Canada will start the Group A game on June 29 against Greece, who will be missed by Giannis Antetokounmpo. Canadian fans applauded the Milwaukee Bucks’ recent victory in Game 7 against Brooklyn as it keeps the Greek star busy in the NBA playoffs. The Bucks face Atlanta in the Eastern Conference Finals, which conflicts with the qualifying game.

The Canadians face China on June 30. Group B includes Uruguay, Czech Republic and Turkey. The top two teams from each group meet in the semi-finals.

Tracing opponents in the midst of the pandemic has not been easy.
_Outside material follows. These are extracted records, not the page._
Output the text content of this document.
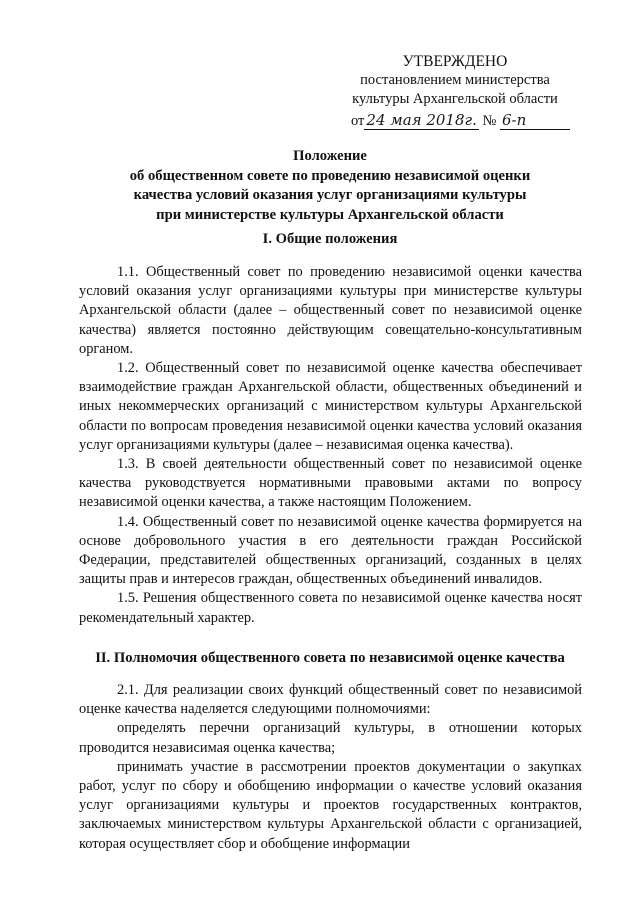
УТВЕРЖДЕНО
постановлением министерства
культуры Архангельской области
от 24 мая 2018г. № 6-п
Положение
об общественном совете по проведению независимой оценки
качества условий оказания услуг организациями культуры
при министерстве культуры Архангельской области
I. Общие положения

1.1. Общественный совет по проведению независимой оценки качества условий оказания услуг организациями культуры при министерстве культуры Архангельской области (далее – общественный совет по независимой оценке качества) является постоянно действующим совещательно-консультативным органом.

1.2. Общественный совет по независимой оценке качества обеспечивает взаимодействие граждан Архангельской области, общественных объединений и иных некоммерческих организаций с министерством культуры Архангельской области по вопросам проведения независимой оценки качества условий оказания услуг организациями культуры (далее – независимая оценка качества).

1.3. В своей деятельности общественный совет по независимой оценке качества руководствуется нормативными правовыми актами по вопросу независимой оценки качества, а также настоящим Положением.

1.4. Общественный совет по независимой оценке качества формируется на основе добровольного участия в его деятельности граждан Российской Федерации, представителей общественных организаций, созданных в целях защиты прав и интересов граждан, общественных объединений инвалидов.

1.5. Решения общественного совета по независимой оценке качества носят рекомендательный характер.

II. Полномочия общественного совета по независимой оценке качества

2.1. Для реализации своих функций общественный совет по независимой оценке качества наделяется следующими полномочиями:

определять перечни организаций культуры, в отношении которых проводится независимая оценка качества;

принимать участие в рассмотрении проектов документации о закупках работ, услуг по сбору и обобщению информации о качестве условий оказания услуг организациями культуры и проектов государственных контрактов, заключаемых министерством культуры Архангельской области с организацией, которая осуществляет сбор и обобщение информации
“In-person screening has been on hold here for a few years anyway, hasn’t it? So we’ve all gotten used to this world,” Nurse said. “All the teams in our group are playing, and we’ve watched the majority of them already. Greece has played three times, so at least we’ve got this movie to shoot and we’ll go from there, and. a lot of contact and behind-the-scenes work, connections and things that you tie together to get as much information as you can. “

Jamal Murray is Canada’s biggest loss since the roster craze started over a year ago. The Nuggets goaltender, who said in November 2019 he plans to play for Canada in qualifying, ruptured his Achilles tendon in March.

Dillon Brooks (Memphis), Oshae Brissett (Indiana), Khem Birch (Toronto) and Kelly Olynyk (Houston) are the absent NBA players who were on the initial Canada Basketball invitation list.